Veglie, celebrazioni, momenti di riflessione, di preghiera per la pace scandiscono in Ucraina la giornata del 24 febbraio, anniversario dell’invasione russa e dello scoppio della guerra. Il Santuario mariano di Berdychiv, nell’oblast (provincia) di Zhytomyr, a est di Leopoli, ogni anni è meta di un pellegrinaggio che raduna fedeli cattolici di tutta l’Ucraina e anche da altri Paesi. Oggi, qui sono raccolti tutti i vescovi romano-cattolici delle diocesi ucraine insieme all’arcivescovo di Leopoli, monsignor Mieczysław Mokrzycki, presidente della Conferenza episcopale ucraina, e al nunzio apostolico, monsignor Visvaldas Kulbokas.
«L’incontro è cominciato alle 9 del mattino con la preghiera del rosario.», racconta don Mariusz Krawiec, sacerdote paolino polacco e giornalista, che da anni opera nella sede della Società San Paolo di Leopoli. «Ciascuno dei vescovi ha preparato la sua meditazione sui misteri. Alle 12,30 è stata celebrata la messa, presieduta dal nunzio apostolico.
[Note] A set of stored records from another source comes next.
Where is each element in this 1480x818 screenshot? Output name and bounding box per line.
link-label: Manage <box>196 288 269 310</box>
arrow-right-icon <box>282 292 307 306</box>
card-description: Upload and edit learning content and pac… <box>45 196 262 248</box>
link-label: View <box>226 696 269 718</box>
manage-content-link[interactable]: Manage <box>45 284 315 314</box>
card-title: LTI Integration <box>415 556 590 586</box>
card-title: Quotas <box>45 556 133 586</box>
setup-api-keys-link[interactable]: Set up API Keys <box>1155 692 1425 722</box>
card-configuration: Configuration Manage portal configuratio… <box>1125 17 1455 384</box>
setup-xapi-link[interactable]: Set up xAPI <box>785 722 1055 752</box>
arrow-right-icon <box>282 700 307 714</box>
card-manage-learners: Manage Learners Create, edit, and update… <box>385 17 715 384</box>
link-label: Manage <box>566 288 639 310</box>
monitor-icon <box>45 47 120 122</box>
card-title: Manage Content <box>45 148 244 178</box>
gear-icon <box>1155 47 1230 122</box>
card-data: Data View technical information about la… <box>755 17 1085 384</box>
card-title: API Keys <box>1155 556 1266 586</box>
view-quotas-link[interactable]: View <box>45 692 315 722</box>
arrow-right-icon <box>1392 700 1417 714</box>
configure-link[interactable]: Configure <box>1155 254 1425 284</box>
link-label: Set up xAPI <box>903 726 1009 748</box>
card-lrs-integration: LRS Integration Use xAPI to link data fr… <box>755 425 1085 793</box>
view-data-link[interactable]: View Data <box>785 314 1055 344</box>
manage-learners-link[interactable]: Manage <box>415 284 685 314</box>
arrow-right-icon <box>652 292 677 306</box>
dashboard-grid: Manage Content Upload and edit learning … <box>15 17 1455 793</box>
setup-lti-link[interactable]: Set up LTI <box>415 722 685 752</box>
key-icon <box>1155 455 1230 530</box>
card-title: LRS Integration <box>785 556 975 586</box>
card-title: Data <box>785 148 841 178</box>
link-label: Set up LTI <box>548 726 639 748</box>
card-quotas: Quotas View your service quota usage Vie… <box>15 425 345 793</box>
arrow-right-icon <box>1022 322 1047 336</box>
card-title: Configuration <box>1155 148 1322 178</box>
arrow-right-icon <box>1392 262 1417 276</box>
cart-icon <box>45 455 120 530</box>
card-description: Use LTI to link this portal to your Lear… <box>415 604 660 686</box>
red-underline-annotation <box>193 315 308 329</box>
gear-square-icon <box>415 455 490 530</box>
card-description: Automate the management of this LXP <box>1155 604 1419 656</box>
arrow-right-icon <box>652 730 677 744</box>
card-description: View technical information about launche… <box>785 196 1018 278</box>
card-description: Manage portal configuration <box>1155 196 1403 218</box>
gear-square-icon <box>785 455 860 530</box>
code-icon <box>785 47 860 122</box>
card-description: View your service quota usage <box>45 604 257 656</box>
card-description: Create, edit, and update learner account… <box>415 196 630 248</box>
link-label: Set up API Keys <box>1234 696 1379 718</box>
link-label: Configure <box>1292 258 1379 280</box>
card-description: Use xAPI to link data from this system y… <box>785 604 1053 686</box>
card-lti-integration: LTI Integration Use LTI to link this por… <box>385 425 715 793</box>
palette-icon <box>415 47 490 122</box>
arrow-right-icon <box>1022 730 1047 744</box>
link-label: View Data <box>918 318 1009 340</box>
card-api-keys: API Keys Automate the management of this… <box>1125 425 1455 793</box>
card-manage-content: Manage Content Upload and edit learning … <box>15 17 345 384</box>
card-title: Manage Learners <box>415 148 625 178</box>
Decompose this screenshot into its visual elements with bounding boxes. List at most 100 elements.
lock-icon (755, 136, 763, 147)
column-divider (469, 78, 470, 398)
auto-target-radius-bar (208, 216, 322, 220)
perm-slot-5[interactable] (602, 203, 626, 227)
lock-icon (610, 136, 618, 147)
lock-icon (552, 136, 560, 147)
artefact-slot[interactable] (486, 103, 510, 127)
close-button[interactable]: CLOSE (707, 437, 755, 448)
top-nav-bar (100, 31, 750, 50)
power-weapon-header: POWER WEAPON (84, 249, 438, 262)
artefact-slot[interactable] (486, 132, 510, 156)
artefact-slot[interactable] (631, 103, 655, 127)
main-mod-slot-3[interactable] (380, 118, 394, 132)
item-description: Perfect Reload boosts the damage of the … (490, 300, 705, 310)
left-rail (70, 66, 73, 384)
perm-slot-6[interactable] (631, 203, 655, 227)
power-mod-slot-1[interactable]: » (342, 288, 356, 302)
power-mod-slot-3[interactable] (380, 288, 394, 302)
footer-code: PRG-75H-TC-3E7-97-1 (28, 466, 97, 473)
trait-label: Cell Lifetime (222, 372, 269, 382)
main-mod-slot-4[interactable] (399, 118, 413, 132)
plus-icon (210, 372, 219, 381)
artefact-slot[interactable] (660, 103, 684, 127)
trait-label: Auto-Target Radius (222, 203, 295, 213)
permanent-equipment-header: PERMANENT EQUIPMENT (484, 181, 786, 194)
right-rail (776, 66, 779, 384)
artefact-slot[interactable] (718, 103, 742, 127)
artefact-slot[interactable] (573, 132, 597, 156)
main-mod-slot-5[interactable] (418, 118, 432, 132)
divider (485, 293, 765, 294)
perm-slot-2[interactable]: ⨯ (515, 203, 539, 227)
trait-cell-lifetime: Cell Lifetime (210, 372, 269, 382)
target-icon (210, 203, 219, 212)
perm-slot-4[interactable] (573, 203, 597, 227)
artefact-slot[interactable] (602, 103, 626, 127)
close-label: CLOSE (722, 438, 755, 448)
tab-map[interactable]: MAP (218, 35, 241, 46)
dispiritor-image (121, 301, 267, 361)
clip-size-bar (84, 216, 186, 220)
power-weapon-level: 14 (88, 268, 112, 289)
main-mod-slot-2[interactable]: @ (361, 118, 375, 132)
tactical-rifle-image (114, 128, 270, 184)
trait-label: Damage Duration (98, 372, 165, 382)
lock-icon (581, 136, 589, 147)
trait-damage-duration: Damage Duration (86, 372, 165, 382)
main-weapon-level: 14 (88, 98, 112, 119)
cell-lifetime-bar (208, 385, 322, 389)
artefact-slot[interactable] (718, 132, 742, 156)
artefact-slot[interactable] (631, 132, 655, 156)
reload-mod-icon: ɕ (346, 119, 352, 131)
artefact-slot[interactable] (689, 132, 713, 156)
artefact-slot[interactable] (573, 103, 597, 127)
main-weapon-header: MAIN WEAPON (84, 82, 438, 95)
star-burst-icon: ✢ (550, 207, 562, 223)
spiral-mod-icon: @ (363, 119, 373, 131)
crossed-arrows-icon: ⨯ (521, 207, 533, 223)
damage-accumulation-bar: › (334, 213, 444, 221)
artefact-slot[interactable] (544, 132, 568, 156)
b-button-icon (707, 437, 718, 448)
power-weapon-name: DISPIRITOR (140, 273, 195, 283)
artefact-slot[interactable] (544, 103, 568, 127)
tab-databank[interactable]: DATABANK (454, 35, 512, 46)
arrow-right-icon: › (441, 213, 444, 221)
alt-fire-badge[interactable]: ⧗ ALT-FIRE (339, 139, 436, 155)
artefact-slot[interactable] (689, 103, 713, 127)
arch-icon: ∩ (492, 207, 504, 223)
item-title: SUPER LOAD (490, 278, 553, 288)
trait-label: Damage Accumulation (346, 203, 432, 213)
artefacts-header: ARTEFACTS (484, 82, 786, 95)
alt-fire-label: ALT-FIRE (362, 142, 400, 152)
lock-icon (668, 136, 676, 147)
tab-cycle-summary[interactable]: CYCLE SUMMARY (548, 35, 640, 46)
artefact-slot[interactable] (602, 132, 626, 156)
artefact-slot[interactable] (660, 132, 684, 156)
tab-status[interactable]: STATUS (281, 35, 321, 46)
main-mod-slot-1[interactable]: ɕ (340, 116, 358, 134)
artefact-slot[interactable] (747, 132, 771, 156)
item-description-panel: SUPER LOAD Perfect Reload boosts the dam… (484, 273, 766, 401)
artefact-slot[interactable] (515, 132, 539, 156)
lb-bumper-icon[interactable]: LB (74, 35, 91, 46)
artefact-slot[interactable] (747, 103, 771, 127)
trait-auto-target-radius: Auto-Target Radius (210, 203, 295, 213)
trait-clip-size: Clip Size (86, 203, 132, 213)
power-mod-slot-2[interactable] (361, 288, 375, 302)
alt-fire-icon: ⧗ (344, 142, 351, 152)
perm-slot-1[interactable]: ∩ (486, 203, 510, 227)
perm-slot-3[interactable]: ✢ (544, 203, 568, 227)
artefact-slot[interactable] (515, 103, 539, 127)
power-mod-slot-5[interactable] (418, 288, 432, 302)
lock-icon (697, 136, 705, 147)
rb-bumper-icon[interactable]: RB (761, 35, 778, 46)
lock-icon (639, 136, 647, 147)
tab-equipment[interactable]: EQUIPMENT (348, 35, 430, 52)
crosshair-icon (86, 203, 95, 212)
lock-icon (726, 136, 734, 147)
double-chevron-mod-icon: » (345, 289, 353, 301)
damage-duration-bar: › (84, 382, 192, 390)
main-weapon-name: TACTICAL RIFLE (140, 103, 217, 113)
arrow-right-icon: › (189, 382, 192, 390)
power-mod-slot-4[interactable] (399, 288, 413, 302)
Un’omelia molto semplice, la sua, focalizzata sulla figura della Madonna: dobbiamo avere sempre fiducia – ha detto il nunzio – che Maria partecipa sempre al nostro dolore, alla sofferenza del popolo ucraino. E così le meditazioni del rosario: nelle parole dei vescovi è stata sempre presente la guerra con la sua sofferenza, ma anche la fiducia, la speranza della vittoria, nella certezza della Resurrezione». Alla preghiera, spiega don Mariusz, hanno preso parte tanti fedeli, sacerdoti e religiosi rappresentanti di tutte le diocesi latine dell’Ucraina. «Infine, abbiamo fatto visita al cimitero militare di Berdychiv e abbiamo pregato anche per i defunti di questa guerra».
Un anno fa, in questi giorni, Leopoli aveva spalancato le porte all’accoglienza di un enorme flusso di sfollati dalle zone bombardate: la maggior parte di loro da qui ha poi proseguito verso la Polonia e gli altri Paesi europei. «Leopoli è diventata un grande hub per l’organizzazione degli aiuti umanitari», spiega Krawiec, «che vengono poi mandati verso l’Est. Il flusso degli aiuti dall’estero passa da questa città. Oggi qui c’è tanta stanchezza, paura e tensione continua. I giovani, le donne, i bambini arrivati qui, dopo aver abbandonato le loro case, sono andati all’estero. A Leopoli sono rimasti gli sfollati più anziani, i disabili: tante di queste persone hanno perso la voglia di vivere, pensando di non poter essere più in grado di tornare a casa loro e ricostruire. Gli ospedali di Leopoli sono pieni di pazienti arrivati dalle zone di guerra, tanti rimasti disabili a causa del conflitto: bisogna pensare a come queste persone potranno rifarsi una vita e reintegrarsi attivamente nella società. Anche se adesso, in questa situazione, progettare il futuro è ancora prematuro. L’ospedale pediatrico dall’inizio della guerra ha accolto i bambini malati evacuati da zone come Kharkiv e Zaporizhzhia. Molti di questi piccoli pazienti sono stati poi trasferiti in altri Paesi. Ma tanti sono rimasti qui da noi. E i nostri ospedali continuano a funzionare grazie agli aiuti umanitari internazionali, che sono stati essenziali anche per mandare avanti l’economia devastata del nostro Paese. Secondo molti esperti, senza gli aiuti dall’estero l’Ucraina forse sarebbe morta di fame».